Парень застыл, расширенными от ужаса глазами глядя то на отца, то на участкового.
— Вы… вы убьете его? — прошептал он. — Дяденька Егор, не надо! Он не виноват! Он не дезертир! У них танк заклинило, он всех вытаскивал, а потом взрыв… Он просто чудом жив остался! Но доктор сказал — в госпитале его контузия неизлечимая. Он боится огня. Боится грохота. Он даже в избе спать не может, задыхается.

Отец Митяя, услышав голос сына, вдруг перестал выть. Он медленно, словно слепой котенок, поднял обезображенную руку и погладил парня по голове. Жест был таким нежным и человечным, что у Егора встал ком в горле.


Глава 4. Приговор

Они сидели в землянке. Это была нора, вырытая под корнями упавшего дуба, тщательно замаскированная мхом. Внутри горела крохотная лучина. Пахло сушеными травами, гнилью и страданием.

Аглая пришла под утро, как и обещал Митяй. Увидев Егора в своем тайном убежище, она не закричала, не упала в обморок. Она просто опустилась на колени прямо в снег, перемешанный с землей, и завыла в голос, совсем как ее муж. Тише, пронзительнее.

— Не губи, Степаныч, — шептала она, цепляясь за его сапоги. — Не забирай его. Он не разбойник. Это я. Я грешная. Я Митрича нашего старого насмерть забила, когда он нас ночью на гумне застукал. И мешки с обоза я таскала. А Игнат (так звали ее мужа) только и смог, что Митрича в болоте схоронить… Мы не для наживы! Нам для него еда нужна, молоко жирное, чтоб раны лечить…

Егор слушал этот бред, и в голове его все раскладывалось по полочкам. Да, был сообщник. Да, был убитый мародер, который, видимо, попытался шантажировать семью или просто наткнулся на них.

— Замолчи, — оборвал он ее. — Встань.
Он подошел к раненому. Тот сидел в углу, накрытый тулупом, и тяжело, со свистом дышал.
— Значит, герой? Танкист? — тихо спросил Егор.
Игнат не ответил, он только поднял свою изувеченную руку и коснулся ордена Красной Звезды на груди Егора. Пальцы дрожали. Он узнал награду. Он все понимал.

Степаныч снял с предохранителя наган и положил его на стол.
— Положение у вас, Аглая, хуже некуда. Самочинная расправа, грабеж, укрывательство… Это военный трибунал. И тебе, и пацану — срок. А ему — стенка, даже такого. Армии не нужны герои, которые воют на луну.

Митяй, бледный как полотно, заслонил собой отца.
— Стреляйте тогда, — сказал он звонко. — Всех нас стреляйте. Потому что я отца все равно не брошу. И мамку.

В землянке повисла такая тишина, что было слышно, как где-то под землей скребется мышь.

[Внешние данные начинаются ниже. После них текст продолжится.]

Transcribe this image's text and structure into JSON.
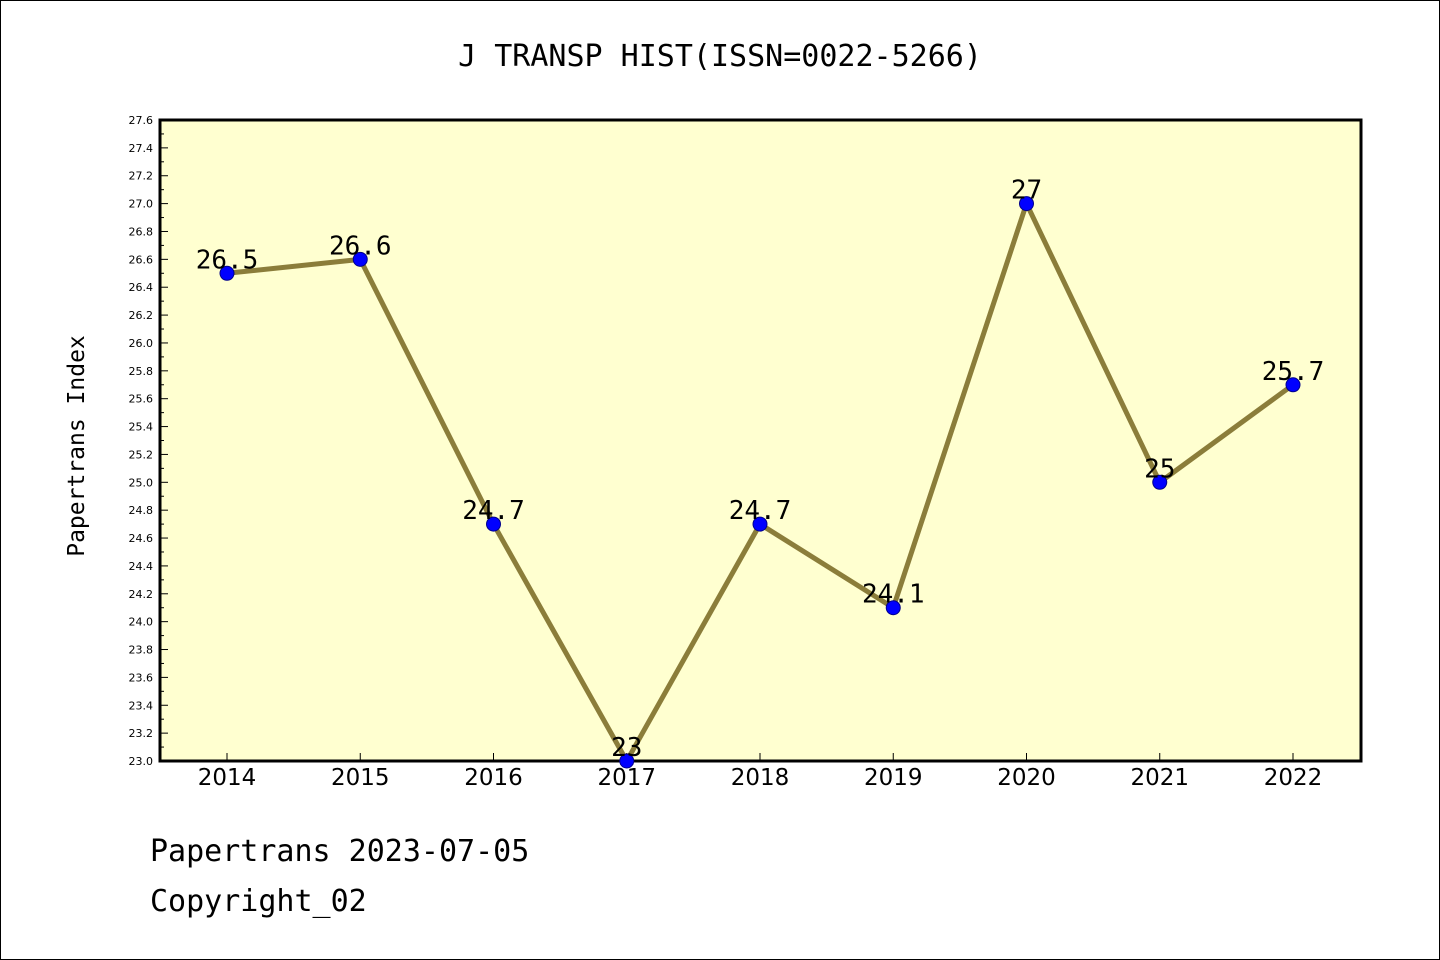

— У меня другое предложение, — Егор тяжело опустился на чурбан. — Но вам придется довериться мне без остатка. И молиться Богу, в которого я, как коммунист, не верю.

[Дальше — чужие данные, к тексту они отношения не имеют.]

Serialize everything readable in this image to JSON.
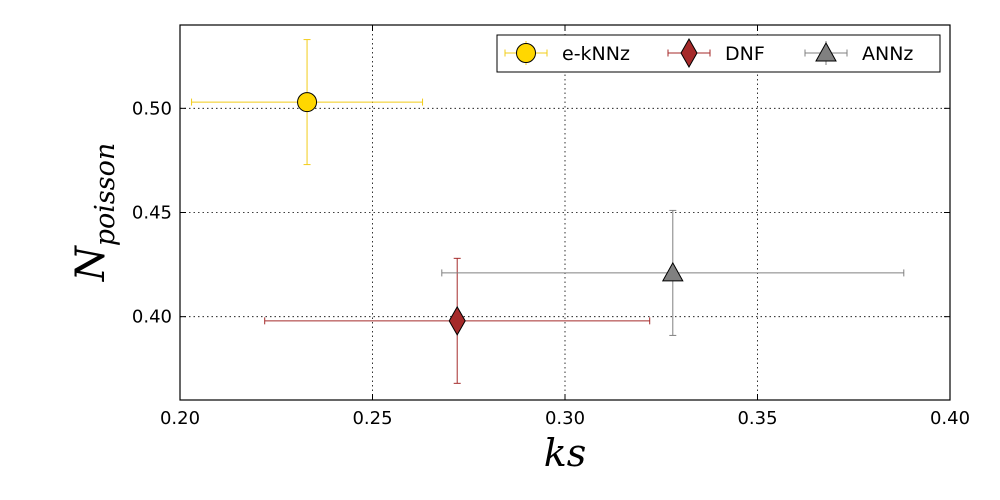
{
  "chart_data": {
    "type": "scatter",
    "title": "",
    "xlabel": "ks",
    "ylabel_base": "N",
    "ylabel_sub": "poisson",
    "xlim": [
      0.2,
      0.4
    ],
    "ylim": [
      0.36,
      0.54
    ],
    "grid": true,
    "legend_position": "top-right",
    "x_ticks": [
      0.2,
      0.25,
      0.3,
      0.35,
      0.4
    ],
    "x_tick_labels": [
      "0.20",
      "0.25",
      "0.30",
      "0.35",
      "0.40"
    ],
    "y_ticks": [
      0.4,
      0.45,
      0.5
    ],
    "y_tick_labels": [
      "0.40",
      "0.45",
      "0.50"
    ],
    "series": [
      {
        "name": "e-kNNz",
        "marker": "circle",
        "color": "#FFD700",
        "edge": "#000000",
        "line_color": "#F2CC19",
        "x": 0.233,
        "y": 0.503,
        "xerr": 0.03,
        "yerr": 0.03
      },
      {
        "name": "DNF",
        "marker": "diamond",
        "color": "#A52A2A",
        "edge": "#000000",
        "line_color": "#A52A2A",
        "x": 0.272,
        "y": 0.398,
        "xerr": 0.05,
        "yerr": 0.03
      },
      {
        "name": "ANNz",
        "marker": "triangle",
        "color": "#808080",
        "edge": "#000000",
        "line_color": "#808080",
        "x": 0.328,
        "y": 0.421,
        "xerr": 0.06,
        "yerr": 0.03
      }
    ]
  }
}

Он рассказал им о лесничем Игнате — старике-отшельнике, который жил за Горелой топью и иногда приносил Егору самогон, выменянный на патроны. Старик знал лес как свои пять пальцев. И главное — у старика была лодка-плоскодонка и связи с санитарами за линией бывшего фронта, где формировались эшелоны для тяжелораненых.

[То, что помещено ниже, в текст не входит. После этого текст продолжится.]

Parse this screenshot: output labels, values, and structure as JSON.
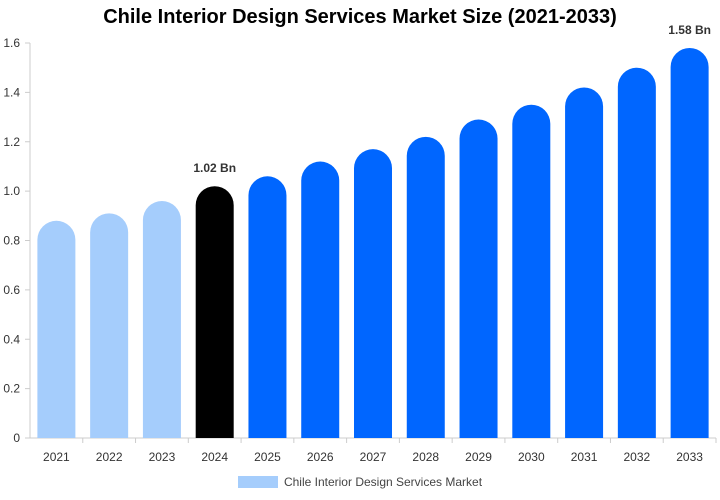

— Мы сделаем так, — говорил Егор, и слова его чеканились, как шаги. — В деревне объявим, что я выследил и застрелил банду мародеров. Труп главного сгорел при перестрелке. Вместо трупа я привезу документы и медальон того самого Митрича, что вы убили. Скажем, что это он вас терроризировал.
— А Игнат? — прошептала Аглая. — Его же узнают…
— Не узнают. Твой муж теперь — без вести пропавший. Без лица. Без имени. Мы обмотаем его бинтами с головой, скажем — нашли в лесу, подорвался на старой мине. Лесничий переправит его на санитарный обоз в тыл, в госпиталь для контуженных, под чужим именем. Там его поставят на ноги, дадут новую бумагу. А вы, — он строго посмотрел на Митяя и Аглаю, — будете жить дальше, работать и растить хлеб. И никогда. Никогда больше не вспоминать того, кто выл по ночам.


Глава 5. Эхо

Всю следующую ночь Егор, Митяй и старик-лесничий сооружали телегу. Они укутали Игната в чистые бинты, словно куклу, оставив лишь щелочку для рта. Игнату вкололи морфий, украденный из аптечки, чтобы он не стонал в дороге.

На рассвете, когда туман был особенно густым и спасительным, телега, запряженная старой кобылой лесничего, выехала из деревни. Аглая стояла у околицы и смотрела вслед, не плача, не маша рукой. Она просто стояла, прямая как струна, впитывая в себя эту картину.

В своем рапорте, сидя в пустом и холодном правлении, Егор Степанович вывел здоровой рукой:
«В результате проведения оперативно-розыскных мероприятий мною, участковым уполномоченным… была обнаружена и ликвидирована преступная группа, состоящая из лиц, дезертировавших из частей РККА. Активный участник банды, известный под кличкой «Глухарь» (предположительно Митрич, рецидивист), оказал вооруженное сопротивление и был убит в перестрелке. Остальные члены банды объявлены в розыск. Продовольствие возвращено в колхоз. Банда обезврежена. Глухарь убит».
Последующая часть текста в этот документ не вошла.